Too many wines that taste exactly the same. Napa Valley is home to an extraordinary range of geologies, soils and topographical features that, in turn, play a role in defining the unique microclimates that are found in many regions within the valley. And yet, far too many wines are anonymous.

The tearful Saturday morning phone call I received informing me of the tragic car accident that claimed the life of Denis Malbec.

Wineries with no track record whatsoever offering their first releases at eye-popping triple digit prices. Yes, I know land and grapes are very expensive in Napa Valley, but quality establishes price, not the other way around. The first wave of high-flying Napa Valley cult wines were, for a time, priced at levels where the average person could afford to taste the wines. By the time early consumers started getting priced out of the market, enough people has tasted the wines for those estates to have established reputations. A new estate that starts out at $250 a bottle has never had that early customer. It’s a high stakes poker game, because at these prices, the market, very rightly, has no patience for anything less than extraordinary quality. And the level of competition among high-end wineries has never been more intense. Aside from a handful or two of estates, even the most established high-end wineries battle every day to sell their wines, while keeping prices high and placing the wines where they want.

Wineries that think hiring one of Napa Valley’s top winemaking consultants is the secret to success. A consultant should be exactly that – a consultant. Someone who provides guidance and advice. There is no substitute for in-house talent.

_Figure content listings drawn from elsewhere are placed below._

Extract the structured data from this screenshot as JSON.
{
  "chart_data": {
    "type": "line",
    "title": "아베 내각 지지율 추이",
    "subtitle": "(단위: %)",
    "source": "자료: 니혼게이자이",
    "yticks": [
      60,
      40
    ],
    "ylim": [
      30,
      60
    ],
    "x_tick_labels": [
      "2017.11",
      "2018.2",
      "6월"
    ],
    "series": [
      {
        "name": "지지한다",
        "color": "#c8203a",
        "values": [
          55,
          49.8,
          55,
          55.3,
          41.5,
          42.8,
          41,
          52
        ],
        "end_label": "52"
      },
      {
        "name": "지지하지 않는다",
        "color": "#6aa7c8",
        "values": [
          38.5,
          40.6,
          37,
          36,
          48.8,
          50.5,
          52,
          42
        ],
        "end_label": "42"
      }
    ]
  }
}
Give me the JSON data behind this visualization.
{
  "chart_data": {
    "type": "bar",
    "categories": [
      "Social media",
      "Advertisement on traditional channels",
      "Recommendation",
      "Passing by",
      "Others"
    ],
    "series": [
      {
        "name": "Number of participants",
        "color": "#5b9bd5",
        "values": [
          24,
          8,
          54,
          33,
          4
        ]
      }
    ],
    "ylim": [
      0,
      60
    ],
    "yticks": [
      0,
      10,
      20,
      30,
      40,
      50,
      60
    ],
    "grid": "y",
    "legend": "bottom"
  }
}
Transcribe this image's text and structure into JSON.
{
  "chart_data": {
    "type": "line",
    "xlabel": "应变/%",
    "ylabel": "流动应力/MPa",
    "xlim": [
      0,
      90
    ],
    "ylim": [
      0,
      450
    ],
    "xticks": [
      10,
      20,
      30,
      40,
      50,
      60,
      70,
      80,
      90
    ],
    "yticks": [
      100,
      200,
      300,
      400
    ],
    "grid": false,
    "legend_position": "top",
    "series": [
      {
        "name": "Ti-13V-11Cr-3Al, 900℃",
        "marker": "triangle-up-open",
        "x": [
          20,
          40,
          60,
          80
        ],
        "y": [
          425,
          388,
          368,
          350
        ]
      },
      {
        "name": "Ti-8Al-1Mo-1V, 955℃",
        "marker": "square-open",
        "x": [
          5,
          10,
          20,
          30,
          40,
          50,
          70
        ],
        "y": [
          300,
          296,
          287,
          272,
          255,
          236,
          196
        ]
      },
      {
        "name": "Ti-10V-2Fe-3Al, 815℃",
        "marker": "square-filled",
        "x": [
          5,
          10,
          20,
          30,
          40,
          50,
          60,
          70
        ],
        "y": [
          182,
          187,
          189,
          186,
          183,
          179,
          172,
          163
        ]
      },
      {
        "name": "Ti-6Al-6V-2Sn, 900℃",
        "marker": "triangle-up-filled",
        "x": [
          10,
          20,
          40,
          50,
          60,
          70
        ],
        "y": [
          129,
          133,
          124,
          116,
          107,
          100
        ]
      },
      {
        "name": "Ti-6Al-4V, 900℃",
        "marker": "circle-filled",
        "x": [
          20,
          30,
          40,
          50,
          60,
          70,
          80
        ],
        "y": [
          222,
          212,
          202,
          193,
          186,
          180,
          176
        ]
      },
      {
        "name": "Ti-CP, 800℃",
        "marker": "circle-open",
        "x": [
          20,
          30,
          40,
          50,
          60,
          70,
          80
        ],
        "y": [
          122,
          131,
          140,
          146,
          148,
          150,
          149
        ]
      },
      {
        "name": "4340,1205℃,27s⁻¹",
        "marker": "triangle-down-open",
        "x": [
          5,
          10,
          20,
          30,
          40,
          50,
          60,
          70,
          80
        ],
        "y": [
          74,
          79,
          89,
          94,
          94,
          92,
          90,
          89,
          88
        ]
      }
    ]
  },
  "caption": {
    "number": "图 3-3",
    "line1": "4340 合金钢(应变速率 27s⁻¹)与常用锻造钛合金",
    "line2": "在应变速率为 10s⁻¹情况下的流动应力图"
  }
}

Wineries that have the means, scale and profitability to own their own bottling lines, but don’t. This means the final, and most critical, step in finishing a wine, which is getting it into bottle, is controlled by outside technicians. A few years ago, I tasted a wine with a well-known winemaker who could not be 100% sure the wine in the bottle was actually her wine. And if you think I am exaggerating, sadly, I am not.

One bottle allocations. Who wants just a single bottle of any wine? (Grand Cru Burgundy excepted).

Losing so many important, leading figures in the world of wine.

Herb Lamb Vineyard, St. Helena

About This Article

The wines in this article were tasted in September and October 2016, followed by additional tastings in my office in New York. In total, I spent about two months in Napa Valley in 2016. I visited more properties and tasted more wines than ever before, which resulted in a large number of reviews and producer commentaries.